殺害
もう、夏も終わりつつあり、秋が近づいています。
何の虫かは分かりませんが綺麗な鳴き声が家に届いていて秋を感じています。
お母さんが死んだ。
お母さんが死んでしまった。
どうして?
納得できない。どうして死んでしまったの?
病気?それとも……。
重い足取りで家に戻る。
頭が麻痺している。これ以上何も考えたくない。
「慧美。また貴女はふらふらと出かけて!!この家の長女という自覚はあるの?
はぁ…あの女とやはり似て愚かだわ。

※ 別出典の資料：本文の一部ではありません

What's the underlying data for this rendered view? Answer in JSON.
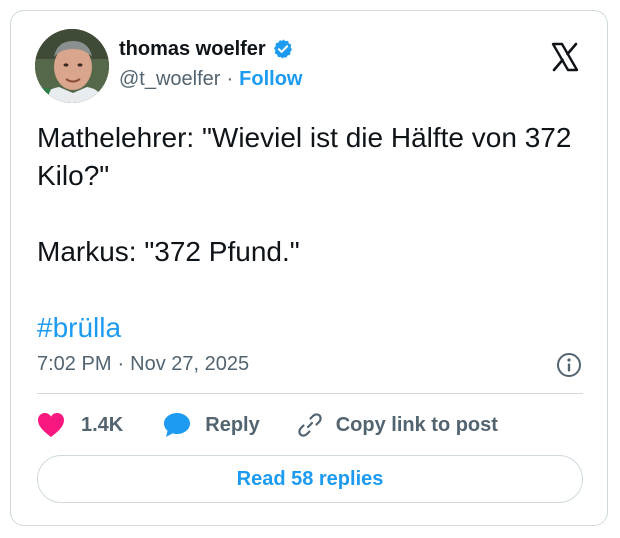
{
  "author": {
    "name": "thomas woelfer",
    "handle": "@t_woelfer",
    "separator": "·",
    "follow_label": "Follow",
    "verified_icon": "verified-badge-icon",
    "avatar_icon": "avatar"
  },
  "platform_icon": "x-logo-icon",
  "tweet": {
    "line1": "Mathelehrer: \"Wieviel ist die Hälfte von 372 Kilo?\"",
    "line2": "Markus: \"372 Pfund.\"",
    "hashtag": "#brülla"
  },
  "meta": {
    "time": "7:02 PM",
    "separator": "·",
    "date": "Nov 27, 2025",
    "info_icon": "info-icon"
  },
  "actions": {
    "likes": "1.4K",
    "reply_label": "Reply",
    "copy_label": "Copy link to post",
    "like_icon": "heart-icon",
    "reply_icon": "speech-bubble-icon",
    "copy_icon": "link-icon"
  },
  "read_replies_label": "Read 58 replies",
  "colors": {
    "accent": "#1d9bf0",
    "heart": "#f91880",
    "text": "#0f1419",
    "secondary": "#536471",
    "border": "#cfd9de"
  }
}
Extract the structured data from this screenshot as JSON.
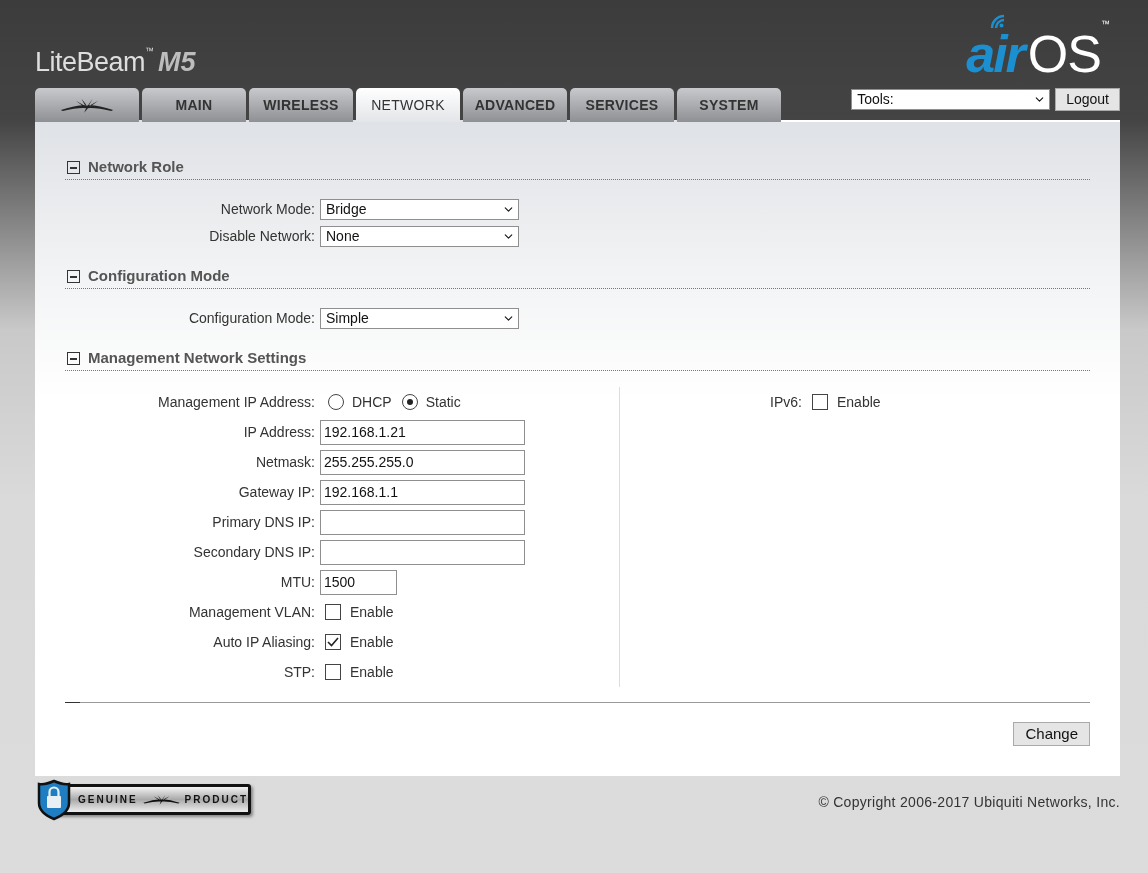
{
  "header": {
    "product": "LiteBeam",
    "trademark": "™",
    "model": "M5"
  },
  "brand": {
    "prefix": "air",
    "name": "OS",
    "trademark": "™"
  },
  "tabs": [
    {
      "kind": "logo",
      "selected": false
    },
    {
      "kind": "text",
      "label": "MAIN",
      "selected": false
    },
    {
      "kind": "text",
      "label": "WIRELESS",
      "selected": false
    },
    {
      "kind": "text",
      "label": "NETWORK",
      "selected": true
    },
    {
      "kind": "text",
      "label": "ADVANCED",
      "selected": false
    },
    {
      "kind": "text",
      "label": "SERVICES",
      "selected": false
    },
    {
      "kind": "text",
      "label": "SYSTEM",
      "selected": false
    }
  ],
  "tools": {
    "value": "Tools:"
  },
  "logout": "Logout",
  "sections": [
    {
      "title": "Network Role",
      "expanded": true,
      "columns": [
        {
          "rows": [
            {
              "kind": "select",
              "label": "Network Mode:",
              "value": "Bridge"
            },
            {
              "kind": "select",
              "label": "Disable Network:",
              "value": "None"
            }
          ]
        }
      ]
    },
    {
      "title": "Configuration Mode",
      "expanded": true,
      "columns": [
        {
          "rows": [
            {
              "kind": "select",
              "label": "Configuration Mode:",
              "value": "Simple"
            }
          ]
        }
      ]
    },
    {
      "title": "Management Network Settings",
      "expanded": true,
      "columns": [
        {
          "rows": [
            {
              "kind": "radio",
              "label": "Management IP Address:",
              "options": [
                {
                  "label": "DHCP",
                  "selected": false
                },
                {
                  "label": "Static",
                  "selected": true
                }
              ]
            },
            {
              "kind": "input",
              "label": "IP Address:",
              "value": "192.168.1.21"
            },
            {
              "kind": "input",
              "label": "Netmask:",
              "value": "255.255.255.0"
            },
            {
              "kind": "input",
              "label": "Gateway IP:",
              "value": "192.168.1.1"
            },
            {
              "kind": "input",
              "label": "Primary DNS IP:"
            },
            {
              "kind": "input",
              "label": "Secondary DNS IP:"
            },
            {
              "kind": "shortinput",
              "label": "MTU:",
              "value": "1500"
            },
            {
              "kind": "checkbox",
              "label": "Management VLAN:",
              "text": "Enable",
              "checked": false
            },
            {
              "kind": "checkbox",
              "label": "Auto IP Aliasing:",
              "text": "Enable",
              "checked": true
            },
            {
              "kind": "checkbox",
              "label": "STP:",
              "text": "Enable",
              "checked": false
            }
          ]
        },
        {
          "rows": [
            {
              "kind": "checkbox",
              "label": "IPv6:",
              "text": "Enable",
              "checked": false
            }
          ]
        }
      ]
    }
  ],
  "change": "Change",
  "badge": {
    "left": "GENUINE",
    "right": "PRODUCT"
  },
  "copyright": "© Copyright 2006-2017 Ubiquiti Networks, Inc."
}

やはり消して正解だったわ。…っ!!」
口元に白くて美しい手をあてた。その白いすべやかな手は他の人が代わりに汚していることを知っているからこそ、羨ましいなんて思わない。
「お母さんを殺したのはお母様?…いえ、貴女?」
こんな女を母親と呼びたくなくて“お母様”ではなく“貴女”と言った。
「ええ。そうよ。……ねぇ、貴方達、この娘が野獣になる前に殺して頂戴!!とても苦しむやり方で。」
鳥の羽根をびらびらと付いた扇子をピシリッと閉じ、その扇子で私を指した。
「ちょっ、おい、約束が違うぞ!!お前の娘を殺すなんて約束してないぞ!」
「私の身を護るという契約でしたわよね。」
「ああ。泥棒のな。お前の娘はプロの暗殺者じゃないか。勝てる自信なんて無いね。」
シュッ………
ブシャー
ごとん
ポチャンっ
護衛(?)の顔が、身体が真っ赤に塗りつぶされる。
私は手にしていた短剣に付着した“赤”を振り落として鞘におさめる。
護衛がゆっくりと顔の向きを変える。
そこには元々1つだったものが2つになるという異様な光景があった。
それは────────身体と首。
艶やかだった黒髪は血で変色し、絡まっている。
首から出ている血は床に赤い赤い池をつくっている。海になってしまうのではないかと思うほどの速度で池は広がっている。
その中で彼等を怯えさせていたのは殺された彼女ではなく…殺した彼女。
眉毛一つ動かさずに人を斬った彼女。
戸惑いもなく斬った彼女。
この場にいた誰もが彼女に恐怖を感じた。
「お帰り下さい」
この言葉で止まっていた時間が動き出したかのように彼等は帰っていった。